According to the suit, Avi Schwalb and Nancy Dominguez of PHS Rent LLC threatened to report two tenants and their children, aged 15 and 3, to ICE. Reached by phone Tuesday afternoon, Dominguez declined to comment. The ACLU says the couple, who are not identified in the lawsuit, have pending asylum cases with the U.S.

"We will not allow our immigrant neighbors to be terrorized like this," said Tim Macdonald, legal director of the ACLU of Colorado. "The landlord's threats violate Colorado state law, which prevents landlords from trying to take advantage of the perceived immigration status of their tenants and coercing them into refraining from exercising their rights."

According to the 11-page lawsuit, the family signed a one-year lease in September 2024. In early December, the husband and their 15-year-old son were locked out of the apartment with no notice and no court order, forcing the two to sleep in their car, the lawsuit states.

The wife called Dominguez to ask about this, and she allegedly told her that the couple "could not do anything about it because they are not 'from here,' are Venezuelan, and have no rights," according to the lawsuit.

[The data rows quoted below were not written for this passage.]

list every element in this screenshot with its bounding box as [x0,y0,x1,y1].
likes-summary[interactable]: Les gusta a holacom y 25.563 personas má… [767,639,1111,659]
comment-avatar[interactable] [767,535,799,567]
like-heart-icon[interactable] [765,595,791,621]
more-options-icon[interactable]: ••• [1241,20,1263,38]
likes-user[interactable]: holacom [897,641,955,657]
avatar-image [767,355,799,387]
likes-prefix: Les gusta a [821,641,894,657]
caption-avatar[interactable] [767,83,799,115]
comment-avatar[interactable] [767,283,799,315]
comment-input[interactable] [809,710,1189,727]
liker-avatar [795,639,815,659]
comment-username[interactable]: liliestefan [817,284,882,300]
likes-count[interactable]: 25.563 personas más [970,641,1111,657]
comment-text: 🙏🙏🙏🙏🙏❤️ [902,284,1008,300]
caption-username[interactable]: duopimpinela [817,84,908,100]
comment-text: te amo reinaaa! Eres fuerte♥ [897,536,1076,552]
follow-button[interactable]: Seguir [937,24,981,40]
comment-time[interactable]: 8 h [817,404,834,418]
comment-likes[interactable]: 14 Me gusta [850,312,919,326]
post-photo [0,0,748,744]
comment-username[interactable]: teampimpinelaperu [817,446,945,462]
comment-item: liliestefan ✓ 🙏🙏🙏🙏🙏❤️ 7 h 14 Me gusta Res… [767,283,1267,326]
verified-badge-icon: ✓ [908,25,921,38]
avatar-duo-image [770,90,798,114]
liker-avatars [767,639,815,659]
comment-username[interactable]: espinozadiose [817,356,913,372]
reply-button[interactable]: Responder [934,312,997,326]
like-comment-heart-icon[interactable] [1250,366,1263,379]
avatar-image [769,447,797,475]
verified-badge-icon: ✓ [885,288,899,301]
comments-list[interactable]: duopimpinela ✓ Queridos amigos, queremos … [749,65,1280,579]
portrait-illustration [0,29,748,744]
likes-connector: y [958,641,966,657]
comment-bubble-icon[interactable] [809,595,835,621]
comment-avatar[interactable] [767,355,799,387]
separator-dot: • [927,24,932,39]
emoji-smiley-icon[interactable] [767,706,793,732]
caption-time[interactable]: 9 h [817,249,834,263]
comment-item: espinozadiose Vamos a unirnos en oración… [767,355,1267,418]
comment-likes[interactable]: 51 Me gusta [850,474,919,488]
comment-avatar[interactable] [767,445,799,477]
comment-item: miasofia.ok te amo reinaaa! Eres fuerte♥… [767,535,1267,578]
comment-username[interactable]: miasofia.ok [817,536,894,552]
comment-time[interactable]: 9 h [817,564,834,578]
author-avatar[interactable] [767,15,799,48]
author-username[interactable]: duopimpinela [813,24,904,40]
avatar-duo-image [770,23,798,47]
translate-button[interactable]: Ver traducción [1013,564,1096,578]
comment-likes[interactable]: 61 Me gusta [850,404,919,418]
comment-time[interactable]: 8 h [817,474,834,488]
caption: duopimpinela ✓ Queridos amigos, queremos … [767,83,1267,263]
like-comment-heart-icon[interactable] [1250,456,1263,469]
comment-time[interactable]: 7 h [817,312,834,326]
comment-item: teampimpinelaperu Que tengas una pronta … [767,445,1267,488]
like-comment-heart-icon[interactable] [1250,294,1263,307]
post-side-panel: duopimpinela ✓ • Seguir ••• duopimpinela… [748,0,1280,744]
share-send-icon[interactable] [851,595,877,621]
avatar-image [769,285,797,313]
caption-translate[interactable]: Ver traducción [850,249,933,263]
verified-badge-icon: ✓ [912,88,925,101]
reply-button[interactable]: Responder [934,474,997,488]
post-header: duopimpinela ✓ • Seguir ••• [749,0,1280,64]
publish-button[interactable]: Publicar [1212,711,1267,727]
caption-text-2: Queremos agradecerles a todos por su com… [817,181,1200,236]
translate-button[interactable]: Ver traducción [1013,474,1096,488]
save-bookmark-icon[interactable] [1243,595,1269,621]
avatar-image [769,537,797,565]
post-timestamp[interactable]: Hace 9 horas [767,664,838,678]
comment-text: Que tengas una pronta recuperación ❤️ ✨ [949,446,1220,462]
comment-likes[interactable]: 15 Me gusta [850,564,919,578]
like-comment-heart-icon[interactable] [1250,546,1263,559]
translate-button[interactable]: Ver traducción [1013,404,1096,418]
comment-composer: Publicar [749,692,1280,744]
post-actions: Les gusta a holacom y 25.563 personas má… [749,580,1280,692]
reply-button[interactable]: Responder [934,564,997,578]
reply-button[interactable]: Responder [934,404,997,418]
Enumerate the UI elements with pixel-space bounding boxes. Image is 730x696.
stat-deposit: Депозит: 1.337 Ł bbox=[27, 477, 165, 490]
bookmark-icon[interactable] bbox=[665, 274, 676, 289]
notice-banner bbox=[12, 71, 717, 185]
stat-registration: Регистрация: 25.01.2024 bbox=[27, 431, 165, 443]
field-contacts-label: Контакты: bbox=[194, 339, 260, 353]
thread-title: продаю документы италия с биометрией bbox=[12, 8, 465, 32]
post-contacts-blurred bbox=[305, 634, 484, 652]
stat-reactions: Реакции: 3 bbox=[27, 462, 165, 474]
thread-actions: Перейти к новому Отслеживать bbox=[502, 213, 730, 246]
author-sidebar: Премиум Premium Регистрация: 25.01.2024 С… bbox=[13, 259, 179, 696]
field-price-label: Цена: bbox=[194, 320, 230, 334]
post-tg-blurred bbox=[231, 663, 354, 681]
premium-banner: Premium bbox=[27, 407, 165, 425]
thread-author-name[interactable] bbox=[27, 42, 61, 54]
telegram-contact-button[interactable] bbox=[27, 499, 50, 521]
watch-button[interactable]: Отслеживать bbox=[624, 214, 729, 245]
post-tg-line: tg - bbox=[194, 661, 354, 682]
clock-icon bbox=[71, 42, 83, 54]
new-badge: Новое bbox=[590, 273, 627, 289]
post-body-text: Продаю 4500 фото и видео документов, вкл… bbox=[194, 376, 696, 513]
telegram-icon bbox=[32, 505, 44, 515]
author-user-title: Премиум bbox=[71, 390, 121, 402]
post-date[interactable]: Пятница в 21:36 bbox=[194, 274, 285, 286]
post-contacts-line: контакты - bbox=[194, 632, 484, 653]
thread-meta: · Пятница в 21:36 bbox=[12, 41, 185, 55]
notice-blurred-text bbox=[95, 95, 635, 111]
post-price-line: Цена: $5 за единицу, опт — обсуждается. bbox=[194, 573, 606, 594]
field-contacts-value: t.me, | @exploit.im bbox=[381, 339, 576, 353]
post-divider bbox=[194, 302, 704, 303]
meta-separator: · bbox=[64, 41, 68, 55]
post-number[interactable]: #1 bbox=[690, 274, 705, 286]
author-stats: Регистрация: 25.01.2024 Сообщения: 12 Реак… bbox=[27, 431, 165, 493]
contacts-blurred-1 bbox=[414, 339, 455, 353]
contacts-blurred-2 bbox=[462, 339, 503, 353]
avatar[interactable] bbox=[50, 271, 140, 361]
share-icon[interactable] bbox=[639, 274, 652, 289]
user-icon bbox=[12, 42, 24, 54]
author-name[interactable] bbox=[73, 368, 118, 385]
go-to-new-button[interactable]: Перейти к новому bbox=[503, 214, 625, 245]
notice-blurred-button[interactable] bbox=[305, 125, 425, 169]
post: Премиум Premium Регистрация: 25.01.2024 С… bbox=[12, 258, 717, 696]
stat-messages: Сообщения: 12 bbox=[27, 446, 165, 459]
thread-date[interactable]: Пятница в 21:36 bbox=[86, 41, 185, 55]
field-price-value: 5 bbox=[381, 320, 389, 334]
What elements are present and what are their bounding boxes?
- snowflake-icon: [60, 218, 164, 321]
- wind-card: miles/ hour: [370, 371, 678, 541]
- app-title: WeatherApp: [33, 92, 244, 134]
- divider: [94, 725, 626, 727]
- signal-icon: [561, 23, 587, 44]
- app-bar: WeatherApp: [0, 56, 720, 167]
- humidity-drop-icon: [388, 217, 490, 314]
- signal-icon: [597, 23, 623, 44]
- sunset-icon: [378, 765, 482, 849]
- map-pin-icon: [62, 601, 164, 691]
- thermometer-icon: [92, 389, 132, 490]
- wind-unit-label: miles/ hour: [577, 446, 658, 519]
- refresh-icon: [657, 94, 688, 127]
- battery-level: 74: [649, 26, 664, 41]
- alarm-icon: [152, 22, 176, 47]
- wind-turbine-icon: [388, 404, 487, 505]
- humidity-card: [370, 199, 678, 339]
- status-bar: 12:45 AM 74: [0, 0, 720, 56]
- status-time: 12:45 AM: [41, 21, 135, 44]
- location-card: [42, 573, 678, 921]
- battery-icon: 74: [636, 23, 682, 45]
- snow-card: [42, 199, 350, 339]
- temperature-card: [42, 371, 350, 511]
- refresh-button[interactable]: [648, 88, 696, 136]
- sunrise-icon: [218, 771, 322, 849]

The lawsuit goes on to say that last week, Schwalb threw the couple's door open, hitting the wife in the face.

"Though she tried to lean out of its path, it struck her on her nose and between her eyebrows. If she had not leaned back, the force of the door would have broken her nose," the lawsuit states. "Schwalb had visited the Apartment for maintenance purposes on prior occasions. At those times, he had also shouted at Plaintiffs. Defendant Schwalb had also previously harassed Plaintiffs' former neighbors, who were also Venezuelan. And Defendant Schwalb had degraded Plaintiffs' Venezuelan national origin to Plaintiffs' neighbors."

Schwalb allegedly threatened to call immigration officials on the couple if they wouldn't comply with purported eviction notices that he said required they leave in "one hour, two hours," but refused to show the couple.

The ACLU's attorneys say no court order approving an eviction existed and that the landlords used the threat of calling immigration officials to try to coerce the couple into surrendering their property and leaving the apartment within a few hours, despite still having months on their lease.

The lawsuit accuses Dominguez and Schwalb of violating the state's Immigrant Tenant Protection Act, which forbids landlords from threatening, harassing, and retaliating against tenants on the basis of their actual or perceived immigration or citizenship status, "disclose or threaten to disclose information regarding or relating to the immigration or citizenship status of a tenant to any person, entity, or immigration or law enforcement agency," or "harass or intimidate a tenant or retaliate against a tenant" for exercising their rights under the Tenant Protection Act or opposing any conduct it prohibits, among other protections for tenants.

It also accuses the landlords of violating the Colorado Anti-Discrimination Act and trying to remove the family without the proper legal processes.